We are familiar with this from portable electrical devices: when a lot of energy is required, several batteries are needed.
Our large battery systems work in a very similar way: basically, they are huge, rechargeable lithium-ion batteries that are connected to each other via a control centre. They are ideally suited for operation at medium charge levels, which is required for the provision of primary control power. Each large battery system consists of ten containers with a total output of 15 MW – none of the systems installed in Germany at the end of 2016 could match this output. By early 2017, we will have built a total of six systems with a capacity of more than 120 MWh – more than all other systems using the same technology combined. In 2023, battery storage will account for 630 MW of pre-qualified capacity, of which 90 MW will be attributable to Iqony alone. With this storage capacity, it would theoretically be possible to supply 300,000 households for one hour.
German-French-South Korean co-production
How our large battery systems are manufactured
The containers housing the technical equipment are built and preconfigured by industrial systems specialist Nidec in France, while the battery cells and modules are manufactured by LG in Ochang, South Korea. A special manufacturing process ensures that the JH3 lithium-ion battery cells take up little space and are extremely safe and stable.
A certain number of battery cells are assembled into a module. Each module has a protective circuit and a management system that monitors the status of the batteries. The battery modules are then transported by ship and lorry to the individual locations – strict attention must be paid to maintaining certain temperatures so that they are not damaged. On site, 17 battery modules are assembled in racks, which are installed in the containers and connected.
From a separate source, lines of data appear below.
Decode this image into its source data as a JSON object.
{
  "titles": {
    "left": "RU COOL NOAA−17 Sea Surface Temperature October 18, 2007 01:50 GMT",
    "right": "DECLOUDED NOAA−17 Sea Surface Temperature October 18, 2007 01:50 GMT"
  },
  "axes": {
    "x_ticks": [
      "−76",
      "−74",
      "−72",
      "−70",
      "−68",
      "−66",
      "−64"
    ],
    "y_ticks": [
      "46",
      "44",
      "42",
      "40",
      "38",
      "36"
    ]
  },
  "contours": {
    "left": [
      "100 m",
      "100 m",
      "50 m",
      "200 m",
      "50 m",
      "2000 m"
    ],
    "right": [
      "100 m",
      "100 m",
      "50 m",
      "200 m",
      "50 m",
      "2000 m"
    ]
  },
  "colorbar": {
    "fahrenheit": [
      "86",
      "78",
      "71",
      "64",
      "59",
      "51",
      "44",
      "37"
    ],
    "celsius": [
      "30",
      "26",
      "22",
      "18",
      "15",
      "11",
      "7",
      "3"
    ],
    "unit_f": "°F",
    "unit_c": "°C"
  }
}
The environmental benefits of our large-scale battery systems
Until now, primary control power has mainly been provided by conventional power stations.
These power stations ramp up or ramp down electricity production depending on whether energy needs to be fed into or withdrawn from the grid. To do this, however, they must generate a certain minimum load at all times during the entire tender period of one week – and to do so, they burn coal, oil or gas. This is not necessary with our large batteries. In addition to providing the necessary storage capacity for integrating renewable energies, we are thus making a valuable contribution to climate and resource protection.
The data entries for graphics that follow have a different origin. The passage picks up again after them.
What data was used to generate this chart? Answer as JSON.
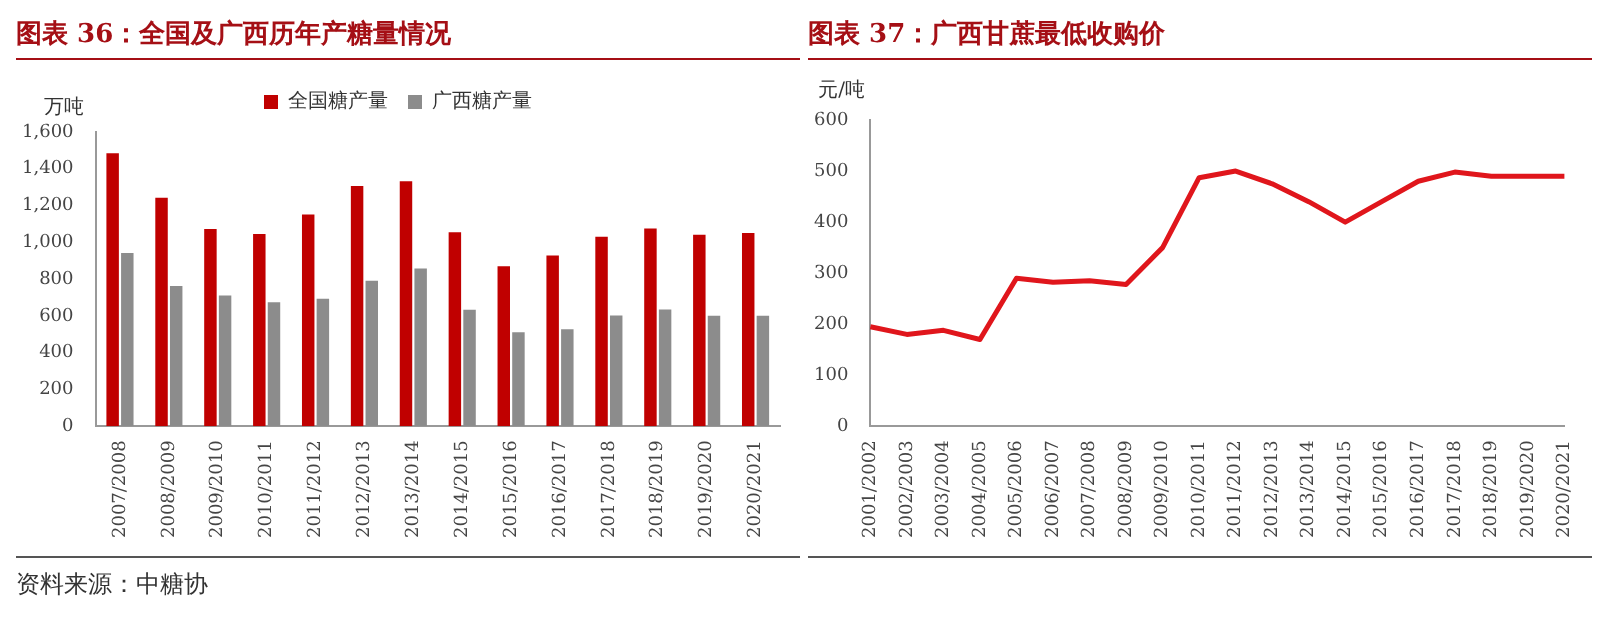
{
  "chart_data": [
    {
      "type": "bar",
      "title": "图表 36：全国及广西历年产糖量情况",
      "ylabel": "万吨",
      "categories": [
        "2007/2008",
        "2008/2009",
        "2009/2010",
        "2010/2011",
        "2011/2012",
        "2012/2013",
        "2013/2014",
        "2014/2015",
        "2015/2016",
        "2016/2017",
        "2017/2018",
        "2018/2019",
        "2019/2020",
        "2020/2021"
      ],
      "series": [
        {
          "name": "全国糖产量",
          "color": "#c00000",
          "values": [
            1484,
            1243,
            1073,
            1045,
            1152,
            1306,
            1332,
            1055,
            870,
            929,
            1031,
            1076,
            1042,
            1051
          ]
        },
        {
          "name": "广西糖产量",
          "color": "#8c8c8c",
          "values": [
            942,
            763,
            711,
            674,
            693,
            792,
            858,
            634,
            511,
            528,
            603,
            635,
            601,
            601
          ]
        }
      ],
      "ylim": [
        0,
        1600
      ],
      "yticks": [
        0,
        200,
        400,
        600,
        800,
        {
          "value": 1000,
          "label": "1,000"
        },
        {
          "value": 1200,
          "label": "1,200"
        },
        {
          "value": 1400,
          "label": "1,400"
        },
        {
          "value": 1600,
          "label": "1,600"
        }
      ],
      "grid": false,
      "legend": "top",
      "annotations": [
        "资料来源：中糖协"
      ]
    },
    {
      "type": "line",
      "title": "图表 37：广西甘蔗最低收购价",
      "ylabel": "元/吨",
      "categories": [
        "2001/2002",
        "2002/2003",
        "2003/2004",
        "2004/2005",
        "2005/2006",
        "2006/2007",
        "2007/2008",
        "2008/2009",
        "2009/2010",
        "2010/2011",
        "2011/2012",
        "2012/2013",
        "2013/2014",
        "2014/2015",
        "2015/2016",
        "2016/2017",
        "2017/2018",
        "2018/2019",
        "2019/2020",
        "2020/2021"
      ],
      "series": [
        {
          "color": "#e0161c",
          "values": [
            195,
            180,
            188,
            170,
            290,
            282,
            285,
            278,
            350,
            487,
            500,
            475,
            440,
            400,
            440,
            480,
            498,
            490,
            490,
            490
          ]
        }
      ],
      "ylim": [
        0,
        600
      ],
      "yticks": [
        0,
        100,
        200,
        300,
        400,
        500,
        600
      ],
      "grid": false,
      "marker": "none",
      "line_style": "solid"
    }
  ]
}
Why large battery systems will become increasingly important in the future
When conventional power stations are gradually taken off the grid in the near future, it is likely that the balancing of the grids will have to be carried out with virtually no conventional generation plants for an increasing number of hours each year.
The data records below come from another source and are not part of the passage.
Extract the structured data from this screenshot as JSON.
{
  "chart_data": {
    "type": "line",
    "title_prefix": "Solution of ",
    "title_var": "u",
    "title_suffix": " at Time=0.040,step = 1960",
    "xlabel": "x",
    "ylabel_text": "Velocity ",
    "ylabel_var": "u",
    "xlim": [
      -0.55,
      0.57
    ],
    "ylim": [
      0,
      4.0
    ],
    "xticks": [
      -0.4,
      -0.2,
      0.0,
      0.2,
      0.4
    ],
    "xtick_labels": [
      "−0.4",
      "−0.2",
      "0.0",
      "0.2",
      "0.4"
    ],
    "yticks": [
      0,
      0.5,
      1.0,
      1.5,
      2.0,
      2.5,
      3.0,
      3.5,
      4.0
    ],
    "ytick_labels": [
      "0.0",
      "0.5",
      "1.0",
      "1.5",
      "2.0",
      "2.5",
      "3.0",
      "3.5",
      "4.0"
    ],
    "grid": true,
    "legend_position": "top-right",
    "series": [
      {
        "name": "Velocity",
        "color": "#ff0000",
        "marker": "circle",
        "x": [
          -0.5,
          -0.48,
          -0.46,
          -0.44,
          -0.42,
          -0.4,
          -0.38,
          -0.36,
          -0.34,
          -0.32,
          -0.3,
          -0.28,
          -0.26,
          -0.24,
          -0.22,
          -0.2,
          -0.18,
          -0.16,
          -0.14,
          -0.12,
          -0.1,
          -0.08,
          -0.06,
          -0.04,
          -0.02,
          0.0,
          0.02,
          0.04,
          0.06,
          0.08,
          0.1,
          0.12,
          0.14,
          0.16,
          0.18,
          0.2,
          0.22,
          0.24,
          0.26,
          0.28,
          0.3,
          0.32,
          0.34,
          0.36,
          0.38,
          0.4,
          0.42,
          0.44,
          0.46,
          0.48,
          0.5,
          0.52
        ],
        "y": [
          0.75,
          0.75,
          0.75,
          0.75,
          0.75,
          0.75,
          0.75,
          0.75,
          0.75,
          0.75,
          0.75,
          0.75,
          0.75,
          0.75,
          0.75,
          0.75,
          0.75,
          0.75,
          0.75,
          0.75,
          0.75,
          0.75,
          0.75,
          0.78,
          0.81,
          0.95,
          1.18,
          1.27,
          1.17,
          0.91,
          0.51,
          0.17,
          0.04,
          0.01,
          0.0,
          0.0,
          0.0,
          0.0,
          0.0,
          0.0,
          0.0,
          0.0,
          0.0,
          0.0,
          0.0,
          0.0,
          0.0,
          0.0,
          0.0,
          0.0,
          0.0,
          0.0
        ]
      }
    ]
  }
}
By then at the latest, large batteries will be a very efficient and cost-effective alternative to today's conventional power plants for primary control power and security of supply, and in our view they will be indispensable.
In the context of the energy transition, large batteries will be able to take on even more tasks in the future, such as securing the power supply in decentralised grids, which are becoming increasingly important. Here, too, large batteries can compensate for fluctuations caused by fluctuating feed-in and consumption. This makes decentralised grids less dependent on the supra-regional high-voltage grid, reducing the need to expand this grid.
With the commissioning of the six large battery systems, Iqony took a big step towards the energy future as a pioneer.
In 2020, we broke new ground again and were the first to relocate a large battery system from Lünen to Bexbach. From 2023, we want to take another step into the future and highlight new opportunities for large battery systems.